On the death of the last income beneficiary or conclusion of the term of years, the trust terminates and the principal is released to JA of Washington. A unitrust gives you the flexibility of providing income for you, your spouse, your children, or another beneficiary.
Charitable Gift Annuities: Charitable Gift Annuities can provide you with income immediately or during retirement. With a charitable gift annuity, you donate an asset to JA of Washington and the organization will provide you with a dividend. You will realize tax benefits at the time of the gift and a portion of the income you receive will be tax-free.
Charitable Remainder Annuity Trust: Charitable remainder annuity trusts enable you to contribute to JA of Washington while providing an income for yourself and/or another beneficiary for life or a term of years. The annuity trust pays you and/or another designated beneficiary a fixed annual income (in quarterly installments), based on a percentage of the initial market value of the trust. Depending on the funding assets and investments, the trust may pay you tax-free income. A JA of Washington managed annuity trust can be established with an irrevocable gift valued at $100k or more. Typically, cash or publicly traded stocks and bonds fund an annuity trust.
Transfer Wealth to Your Heirs With Tax Savings
Charitable Lead Trust: There is a way to make a charitable gift to JA of Washington that will eventually be returned to your children or grandchildren. Transfer assets such as cash, publicly traded securities, closely held stock, bonds, income-producing real estate, or a combination of these to a trust. JA of Washington receives its gift in the form of annual payments from the trust over a period of several years. In effect, you are “lending” the assets to JA for ther term of the trust. At the end of the time period you designate, the principal of the lead trust passes to your heirs. Not only can you avoid tax in the income of such a trust, there can also be very attractive estate and gift tax savings.
Other Giving Options
Life Insurance: You can name JA of Washington as a beneficiary to a life insurance policy that you may no longer need. It may be a policy that is paid for, one on which you are still paying premiums, or a new policy. For policies that are paid for, you can take a tax-deduction for the replacement cost of the policy.
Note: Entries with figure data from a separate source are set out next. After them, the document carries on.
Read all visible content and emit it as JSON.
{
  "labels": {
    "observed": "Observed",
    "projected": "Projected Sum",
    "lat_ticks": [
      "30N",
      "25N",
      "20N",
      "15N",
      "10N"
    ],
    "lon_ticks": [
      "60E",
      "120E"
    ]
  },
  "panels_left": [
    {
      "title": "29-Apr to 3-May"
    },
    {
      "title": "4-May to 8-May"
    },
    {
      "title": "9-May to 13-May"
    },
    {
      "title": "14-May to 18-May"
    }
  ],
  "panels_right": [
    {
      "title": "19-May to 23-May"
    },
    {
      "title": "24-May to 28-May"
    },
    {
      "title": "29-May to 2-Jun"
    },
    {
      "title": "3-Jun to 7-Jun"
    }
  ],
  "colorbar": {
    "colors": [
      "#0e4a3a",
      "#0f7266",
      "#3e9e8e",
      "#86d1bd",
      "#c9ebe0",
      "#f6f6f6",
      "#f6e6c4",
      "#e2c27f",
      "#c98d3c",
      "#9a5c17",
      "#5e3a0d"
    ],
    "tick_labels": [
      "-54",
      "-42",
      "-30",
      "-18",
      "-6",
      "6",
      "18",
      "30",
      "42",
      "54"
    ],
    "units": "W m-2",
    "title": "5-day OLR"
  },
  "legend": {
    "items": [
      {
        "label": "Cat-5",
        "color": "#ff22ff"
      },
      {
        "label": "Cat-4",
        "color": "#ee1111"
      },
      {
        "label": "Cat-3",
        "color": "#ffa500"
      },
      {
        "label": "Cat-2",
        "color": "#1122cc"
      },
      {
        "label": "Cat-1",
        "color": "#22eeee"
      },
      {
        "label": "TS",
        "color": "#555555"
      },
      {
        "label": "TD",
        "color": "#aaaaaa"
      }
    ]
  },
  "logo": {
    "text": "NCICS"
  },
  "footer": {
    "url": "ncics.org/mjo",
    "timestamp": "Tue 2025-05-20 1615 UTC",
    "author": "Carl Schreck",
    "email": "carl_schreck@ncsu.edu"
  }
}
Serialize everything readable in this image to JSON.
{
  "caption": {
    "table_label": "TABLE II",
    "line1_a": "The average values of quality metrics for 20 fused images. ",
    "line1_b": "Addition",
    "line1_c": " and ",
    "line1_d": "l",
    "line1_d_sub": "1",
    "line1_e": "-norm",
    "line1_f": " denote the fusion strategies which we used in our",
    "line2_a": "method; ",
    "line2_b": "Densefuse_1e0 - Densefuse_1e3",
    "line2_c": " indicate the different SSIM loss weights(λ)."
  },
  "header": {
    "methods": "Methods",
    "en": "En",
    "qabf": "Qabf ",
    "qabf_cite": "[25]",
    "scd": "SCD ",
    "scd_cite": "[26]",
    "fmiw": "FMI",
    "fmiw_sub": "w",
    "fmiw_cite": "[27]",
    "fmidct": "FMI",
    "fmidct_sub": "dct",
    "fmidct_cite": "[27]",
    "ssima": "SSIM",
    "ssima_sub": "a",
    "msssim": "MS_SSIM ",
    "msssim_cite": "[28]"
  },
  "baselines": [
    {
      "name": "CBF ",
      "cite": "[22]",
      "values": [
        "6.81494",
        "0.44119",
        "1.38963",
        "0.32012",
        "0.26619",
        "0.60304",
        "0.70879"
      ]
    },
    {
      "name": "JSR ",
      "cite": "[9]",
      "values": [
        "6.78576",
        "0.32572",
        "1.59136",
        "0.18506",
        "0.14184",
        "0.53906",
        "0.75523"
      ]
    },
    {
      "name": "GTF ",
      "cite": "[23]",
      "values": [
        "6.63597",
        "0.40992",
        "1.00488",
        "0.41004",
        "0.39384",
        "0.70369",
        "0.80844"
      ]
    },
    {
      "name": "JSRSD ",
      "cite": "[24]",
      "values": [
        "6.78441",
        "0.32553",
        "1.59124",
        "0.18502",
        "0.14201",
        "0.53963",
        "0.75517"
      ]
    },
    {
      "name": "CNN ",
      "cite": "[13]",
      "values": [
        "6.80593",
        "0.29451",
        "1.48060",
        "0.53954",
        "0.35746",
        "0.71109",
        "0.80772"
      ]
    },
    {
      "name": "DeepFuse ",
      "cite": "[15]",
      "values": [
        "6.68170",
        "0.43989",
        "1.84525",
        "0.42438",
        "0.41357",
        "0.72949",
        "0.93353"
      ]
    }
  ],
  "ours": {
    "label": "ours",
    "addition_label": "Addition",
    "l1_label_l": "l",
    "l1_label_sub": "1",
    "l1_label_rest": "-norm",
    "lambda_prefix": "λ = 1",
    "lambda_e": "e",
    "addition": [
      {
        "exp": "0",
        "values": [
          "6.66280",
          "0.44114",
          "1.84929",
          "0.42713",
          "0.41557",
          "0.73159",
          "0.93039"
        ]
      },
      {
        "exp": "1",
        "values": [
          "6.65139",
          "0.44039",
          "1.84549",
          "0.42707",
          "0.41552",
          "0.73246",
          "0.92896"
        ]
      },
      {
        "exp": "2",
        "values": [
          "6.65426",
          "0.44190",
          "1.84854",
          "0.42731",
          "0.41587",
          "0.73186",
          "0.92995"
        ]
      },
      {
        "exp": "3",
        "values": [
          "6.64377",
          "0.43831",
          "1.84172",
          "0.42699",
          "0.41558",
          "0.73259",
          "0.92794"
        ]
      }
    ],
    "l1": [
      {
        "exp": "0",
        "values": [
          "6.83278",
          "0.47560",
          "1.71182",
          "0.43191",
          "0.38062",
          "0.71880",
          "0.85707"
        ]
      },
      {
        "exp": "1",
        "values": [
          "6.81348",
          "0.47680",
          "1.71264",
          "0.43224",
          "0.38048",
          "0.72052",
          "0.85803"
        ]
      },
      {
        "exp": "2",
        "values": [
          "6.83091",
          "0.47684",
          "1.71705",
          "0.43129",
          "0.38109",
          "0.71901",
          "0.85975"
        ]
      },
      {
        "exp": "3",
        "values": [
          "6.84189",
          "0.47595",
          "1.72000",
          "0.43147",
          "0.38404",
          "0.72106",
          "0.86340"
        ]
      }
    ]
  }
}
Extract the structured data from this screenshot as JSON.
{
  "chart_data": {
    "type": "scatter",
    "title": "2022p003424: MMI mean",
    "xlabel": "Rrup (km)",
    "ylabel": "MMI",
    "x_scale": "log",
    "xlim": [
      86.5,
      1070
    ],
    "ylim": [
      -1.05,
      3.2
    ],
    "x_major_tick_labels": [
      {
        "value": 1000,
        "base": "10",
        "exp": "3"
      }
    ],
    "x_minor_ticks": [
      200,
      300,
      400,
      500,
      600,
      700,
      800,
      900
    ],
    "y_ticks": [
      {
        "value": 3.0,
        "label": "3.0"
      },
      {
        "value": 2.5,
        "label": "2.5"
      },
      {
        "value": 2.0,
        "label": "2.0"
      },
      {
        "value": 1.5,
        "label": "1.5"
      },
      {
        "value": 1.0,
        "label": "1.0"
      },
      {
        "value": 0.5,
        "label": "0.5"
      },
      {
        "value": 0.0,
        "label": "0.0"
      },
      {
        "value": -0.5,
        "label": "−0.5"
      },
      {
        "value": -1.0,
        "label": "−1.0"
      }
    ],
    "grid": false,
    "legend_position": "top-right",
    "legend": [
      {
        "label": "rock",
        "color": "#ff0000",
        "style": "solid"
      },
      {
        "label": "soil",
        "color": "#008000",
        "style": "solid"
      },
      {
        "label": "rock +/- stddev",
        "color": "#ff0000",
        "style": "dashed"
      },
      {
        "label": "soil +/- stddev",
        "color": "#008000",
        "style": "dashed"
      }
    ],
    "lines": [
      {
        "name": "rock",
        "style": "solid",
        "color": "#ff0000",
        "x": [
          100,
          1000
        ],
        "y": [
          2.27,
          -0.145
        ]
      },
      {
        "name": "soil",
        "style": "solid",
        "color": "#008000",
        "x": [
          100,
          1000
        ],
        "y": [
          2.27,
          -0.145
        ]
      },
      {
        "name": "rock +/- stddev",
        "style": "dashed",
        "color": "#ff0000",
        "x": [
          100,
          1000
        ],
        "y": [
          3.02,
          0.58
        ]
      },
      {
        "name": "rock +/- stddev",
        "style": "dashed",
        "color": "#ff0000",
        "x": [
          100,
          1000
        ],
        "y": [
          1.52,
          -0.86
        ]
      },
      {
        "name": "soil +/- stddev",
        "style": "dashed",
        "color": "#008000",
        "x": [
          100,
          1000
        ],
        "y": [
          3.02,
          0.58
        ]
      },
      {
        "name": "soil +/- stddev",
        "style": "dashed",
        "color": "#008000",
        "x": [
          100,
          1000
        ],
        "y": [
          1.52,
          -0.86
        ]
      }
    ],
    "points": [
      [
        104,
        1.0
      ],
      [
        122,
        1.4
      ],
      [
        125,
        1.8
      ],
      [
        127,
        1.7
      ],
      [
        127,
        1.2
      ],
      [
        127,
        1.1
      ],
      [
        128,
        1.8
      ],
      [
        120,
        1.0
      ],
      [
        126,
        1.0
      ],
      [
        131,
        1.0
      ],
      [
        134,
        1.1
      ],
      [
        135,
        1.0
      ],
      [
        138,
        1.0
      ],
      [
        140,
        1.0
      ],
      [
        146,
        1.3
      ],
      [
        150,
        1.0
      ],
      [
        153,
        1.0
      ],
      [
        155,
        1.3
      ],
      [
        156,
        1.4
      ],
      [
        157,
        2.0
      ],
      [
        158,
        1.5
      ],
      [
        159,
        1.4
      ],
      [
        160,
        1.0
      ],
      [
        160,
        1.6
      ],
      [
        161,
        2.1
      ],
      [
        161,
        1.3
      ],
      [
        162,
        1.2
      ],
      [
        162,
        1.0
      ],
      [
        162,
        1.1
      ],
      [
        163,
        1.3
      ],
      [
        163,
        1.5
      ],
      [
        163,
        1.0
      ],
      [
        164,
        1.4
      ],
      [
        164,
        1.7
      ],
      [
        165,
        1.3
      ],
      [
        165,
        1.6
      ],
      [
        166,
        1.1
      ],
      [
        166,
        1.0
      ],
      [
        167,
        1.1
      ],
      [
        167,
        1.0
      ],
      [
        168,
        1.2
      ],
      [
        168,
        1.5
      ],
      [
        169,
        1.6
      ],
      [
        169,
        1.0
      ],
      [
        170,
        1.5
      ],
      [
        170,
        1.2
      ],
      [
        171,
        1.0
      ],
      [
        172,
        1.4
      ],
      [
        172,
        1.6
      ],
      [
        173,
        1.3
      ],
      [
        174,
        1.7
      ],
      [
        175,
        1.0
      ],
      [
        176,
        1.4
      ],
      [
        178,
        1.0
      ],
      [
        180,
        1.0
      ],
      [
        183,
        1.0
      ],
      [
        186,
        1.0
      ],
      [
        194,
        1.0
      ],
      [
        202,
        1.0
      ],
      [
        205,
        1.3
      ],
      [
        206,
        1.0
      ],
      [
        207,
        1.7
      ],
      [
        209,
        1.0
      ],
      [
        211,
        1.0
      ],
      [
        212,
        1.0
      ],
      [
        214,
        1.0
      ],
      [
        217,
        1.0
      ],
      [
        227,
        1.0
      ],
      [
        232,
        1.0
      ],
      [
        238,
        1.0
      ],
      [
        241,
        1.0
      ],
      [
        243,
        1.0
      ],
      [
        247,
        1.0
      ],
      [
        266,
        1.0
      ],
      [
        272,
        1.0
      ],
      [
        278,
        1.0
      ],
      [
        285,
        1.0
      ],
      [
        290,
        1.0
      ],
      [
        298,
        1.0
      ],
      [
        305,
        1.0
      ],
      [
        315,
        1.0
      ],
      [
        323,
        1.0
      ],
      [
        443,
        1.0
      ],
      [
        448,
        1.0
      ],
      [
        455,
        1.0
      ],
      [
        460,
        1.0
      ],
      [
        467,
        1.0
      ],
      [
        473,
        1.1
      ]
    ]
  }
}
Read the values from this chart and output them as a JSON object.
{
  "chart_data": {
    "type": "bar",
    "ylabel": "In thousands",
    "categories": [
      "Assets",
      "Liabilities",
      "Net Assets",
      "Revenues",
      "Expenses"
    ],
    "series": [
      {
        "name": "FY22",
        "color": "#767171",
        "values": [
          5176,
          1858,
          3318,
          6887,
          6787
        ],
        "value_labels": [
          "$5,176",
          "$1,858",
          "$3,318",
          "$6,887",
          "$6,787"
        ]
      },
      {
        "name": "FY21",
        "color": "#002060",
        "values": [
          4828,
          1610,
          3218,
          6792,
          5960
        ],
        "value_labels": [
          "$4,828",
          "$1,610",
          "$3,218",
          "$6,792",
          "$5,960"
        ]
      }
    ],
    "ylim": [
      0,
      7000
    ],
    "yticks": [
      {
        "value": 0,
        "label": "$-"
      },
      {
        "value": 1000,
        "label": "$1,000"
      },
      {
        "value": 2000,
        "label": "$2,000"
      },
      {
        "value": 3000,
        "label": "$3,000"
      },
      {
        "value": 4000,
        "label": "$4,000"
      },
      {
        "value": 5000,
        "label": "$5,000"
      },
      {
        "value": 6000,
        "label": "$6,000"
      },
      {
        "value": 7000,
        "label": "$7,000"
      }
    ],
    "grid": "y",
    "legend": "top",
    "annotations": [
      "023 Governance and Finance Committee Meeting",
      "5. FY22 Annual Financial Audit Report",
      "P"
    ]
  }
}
Retirement Plan: A donation of all or part of an IRA or other retirement account can prevent these funds from being a double tax burden on your heirs. Because most retirement plans are not taxed as income throughout your life, they may be subject to both income and estate taxes at the time of your death. Whether you leave a retirement plan to a trust or bequeath it directly to JA of Washington, you can make your estate less vulnerable from taxation.